Possible to obtain more specific error cause than "SNMP Request timed out"?

Sebastian · May 9, 2022, 11:37am

Dear forum,

I have implemented a functioning SNMPv3 manager using SNMP4J.

One thing that I was not able to achieve though is extracting the exact error cause from the SNMP4J mechanisms/objects. When providing a wrong security name / password / protocol (auth or priv), I always retrieve “java.util.concurrent.TimeoutException: SNMP Request timed out”. Error codes of the SnmpCompletableFuture, ResponseEvent or PDU objects are either 0 or null.

Using e.g. NET-SNMP, I receive detailed error responses, e.g. “Unsupported security level (Sub-id not found)”, “authorizationError (access denied to that object)” or “Authentication failure (incorrect password, community or key)”.

Is it possible to obtain more details on the specific error cause, either directly or at least by some workaround/further digging?

Hope this post is relevant for others as well. Thank you in advance!
Sebastian

AGENTPP · May 9, 2022, 5:51pm

Hi Sebastian,

Are you talking about a NET-SNMP agent or client?

For many authentication errors, you can listen for by registering a AuthenticationFailureListener with the MessageDispatcher you are using addAuthenticationFailureListener.
You might now be asking: “Why not returning the status to the application calling the Snmp.send method?”.

The answer is as always if something is not that simple as expected: security.

Because a reply is “unauthentic” then it could be easily an attack. Returning this “wrong” information to the application could triggered “wrong” actions. Therefore, there is an option SNMP4JSettings.setReportSecurityLevelStrategy to ignore all insecure reports or ignore those that could be harmful.

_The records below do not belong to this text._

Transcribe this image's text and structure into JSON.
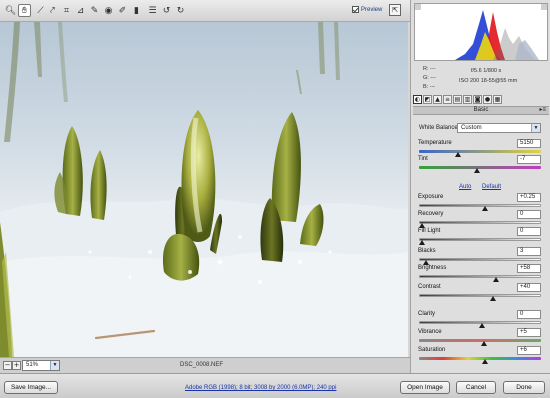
{
  "toolbar": {
    "tools": [
      {
        "name": "zoom-tool-icon",
        "glyph": "🔍︎"
      },
      {
        "name": "hand-tool-icon",
        "glyph": "✋︎"
      },
      {
        "name": "white-balance-tool-icon",
        "glyph": "⟋"
      },
      {
        "name": "color-sampler-tool-icon",
        "glyph": "⤤"
      },
      {
        "name": "crop-tool-icon",
        "glyph": "⌗"
      },
      {
        "name": "straighten-tool-icon",
        "glyph": "⊿"
      },
      {
        "name": "retouch-tool-icon",
        "glyph": "✎"
      },
      {
        "name": "red-eye-tool-icon",
        "glyph": "◉"
      },
      {
        "name": "adjustment-brush-icon",
        "glyph": "✐"
      },
      {
        "name": "graduated-filter-icon",
        "glyph": "▮"
      },
      {
        "name": "preferences-icon",
        "glyph": "☰"
      },
      {
        "name": "rotate-left-icon",
        "glyph": "↺"
      },
      {
        "name": "rotate-right-icon",
        "glyph": "↻"
      }
    ],
    "preview_label": "Preview"
  },
  "status": {
    "zoom_value": "51%",
    "filename": "DSC_0008.NEF"
  },
  "histogram_info": {
    "r_label": "R:",
    "g_label": "G:",
    "b_label": "B:",
    "r_value": "---",
    "g_value": "---",
    "b_value": "---",
    "aperture_shutter": "f/5.6   1/800 s",
    "iso_lens": "ISO 200    18-55@55 mm"
  },
  "panel": {
    "section_title": "Basic",
    "white_balance_label": "White Balance:",
    "white_balance_value": "Custom",
    "auto_label": "Auto",
    "default_label": "Default",
    "sliders": [
      {
        "label": "Temperature",
        "value": "5150",
        "pos": 0.3
      },
      {
        "label": "Tint",
        "value": "-7",
        "pos": 0.46
      },
      {
        "label": "Exposure",
        "value": "+0.25",
        "pos": 0.53
      },
      {
        "label": "Recovery",
        "value": "0",
        "pos": 0.0
      },
      {
        "label": "Fill Light",
        "value": "0",
        "pos": 0.0
      },
      {
        "label": "Blacks",
        "value": "3",
        "pos": 0.03
      },
      {
        "label": "Brightness",
        "value": "+58",
        "pos": 0.62
      },
      {
        "label": "Contrast",
        "value": "+40",
        "pos": 0.6
      },
      {
        "label": "Clarity",
        "value": "0",
        "pos": 0.5
      },
      {
        "label": "Vibrance",
        "value": "+5",
        "pos": 0.52
      },
      {
        "label": "Saturation",
        "value": "+6",
        "pos": 0.53
      }
    ]
  },
  "bottom": {
    "save_label": "Save Image...",
    "workflow_link": "Adobe RGB (1998); 8 bit; 3008 by 2000 (6.0MP); 240 ppi",
    "open_label": "Open Image",
    "cancel_label": "Cancel",
    "done_label": "Done"
  },
  "colors": {
    "snow": "#e6ecf1",
    "sky_blue": "#c7d5e1",
    "sprout_green": "#8d9a3a",
    "link_blue": "#1a33a6"
  }
}
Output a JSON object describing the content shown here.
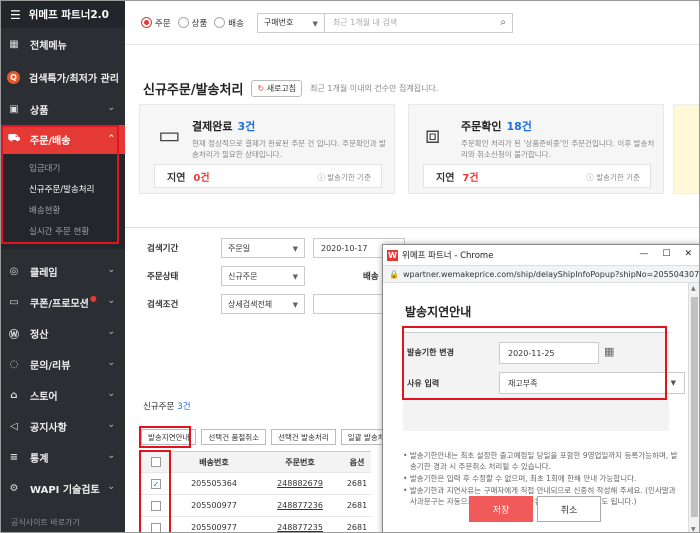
{
  "sidebar": {
    "title": "위메프 파트너2.0",
    "items": [
      {
        "label": "전체메뉴",
        "icon": "grid-icon"
      },
      {
        "label": "검색특가/최저가 관리",
        "icon": "search-icon"
      },
      {
        "label": "상품",
        "icon": "box-icon"
      },
      {
        "label": "주문/배송",
        "icon": "truck-icon"
      },
      {
        "label": "클레임",
        "icon": "claim-icon"
      },
      {
        "label": "쿠폰/프로모션",
        "icon": "coupon-icon"
      },
      {
        "label": "정산",
        "icon": "won-icon"
      },
      {
        "label": "문의/리뷰",
        "icon": "chat-icon"
      },
      {
        "label": "스토어",
        "icon": "store-icon"
      },
      {
        "label": "공지사항",
        "icon": "megaphone-icon"
      },
      {
        "label": "통계",
        "icon": "stats-icon"
      },
      {
        "label": "WAPI 기술검토",
        "icon": "gear-icon"
      }
    ],
    "submenu": [
      "입금대기",
      "신규주문/발송처리",
      "배송현황",
      "실시간 주문 현황"
    ],
    "footer": "공식사이트 바로가기"
  },
  "topbar": {
    "radios": [
      "주문",
      "상품",
      "배송"
    ],
    "search_type": "구매번호",
    "search_placeholder": "최근 1개월 내 검색"
  },
  "page": {
    "title": "신규주문/발송처리",
    "refresh": "새로고침",
    "note": "최근 1개월 이내의 건수만 집계됩니다."
  },
  "cards": [
    {
      "title": "결제완료",
      "count": "3건",
      "desc": "현재 정상적으로 결제가 완료된 주문 건 입니다. 주문확인과 발송처리가 필요한 상태입니다.",
      "delay_label": "지연",
      "delay_count": "0건",
      "delay_base": "발송기한 기준"
    },
    {
      "title": "주문확인",
      "count": "18건",
      "desc": "주문확인 처리가 된 '상품준비중'인 주문건입니다. 이후 발송처리와 취소신청이 불가합니다.",
      "delay_label": "지연",
      "delay_count": "7건",
      "delay_base": "발송기한 기준"
    }
  ],
  "filter": {
    "period_label": "검색기간",
    "period_type": "주문일",
    "period_date": "2020-10-17",
    "status_label": "주문상태",
    "status_value": "신규주문",
    "ship_label": "배송",
    "cond_label": "검색조건",
    "cond_value": "상세검색전체"
  },
  "list": {
    "count_label": "신규주문",
    "count": "3건",
    "buttons": [
      "발송지연안내",
      "선택건 품절취소",
      "선택건 발송처리",
      "일괄 발송처리"
    ],
    "headers": [
      "배송번호",
      "주문번호",
      "옵션"
    ],
    "rows": [
      {
        "ship": "205505364",
        "order": "248882679",
        "opt": "2681",
        "checked": true
      },
      {
        "ship": "205500977",
        "order": "248877236",
        "opt": "2681",
        "checked": false
      },
      {
        "ship": "205500977",
        "order": "248877235",
        "opt": "2681",
        "checked": false
      }
    ]
  },
  "popup": {
    "window_title": "위메프 파트너 - Chrome",
    "url": "wpartner.wemakeprice.com/ship/delayShipInfoPopup?shipNo=205504307",
    "title": "발송지연안내",
    "deadline_label": "발송기한 변경",
    "deadline_value": "2020-11-25",
    "reason_label": "사유 입력",
    "reason_value": "재고부족",
    "notes": [
      "발송기한안내는 최초 설정한 출고예정일 당일을 포함한 9영업일까지 등록가능하며, 발송기한 경과 시 주문취소 처리될 수 있습니다.",
      "발송기한은 입력 후 수정할 수 없으며, 최초 1회에 한해 안내 가능합니다.",
      "발송기한과 지연사유는 구매자에게 직접 안내되므로 신중히 작성해 주세요. (인사말과 사과문구는 자동으로 안내되므로 상세사유에 입력하지 않으셔도 됩니다.)"
    ],
    "save": "저장",
    "cancel": "취소"
  }
}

The PDU authorizationError is a standard SNMP error status and will be reported by the fluent API too.

Best regards,
Frank

Sebastian · May 11, 2022, 8:30pm

I was talking about NET-SNMP client, i.e. simple polling requests against some random agent (I received similar responses for a locally running NET-SNMP agent as well as an entirely different SNMP agent on a remote system).

Unfortunately I was somehow not able to properly activate an AuthenticationFailureListener. I solved my issue by setting the SNMP4JSettings.setReportSecurityLevelStrategy to noAuthNoPrivIfNeeded though. This allowed me to extract more detailed information from the variable bindings or status of the response PDU.

Thanks for your fast response, Frank!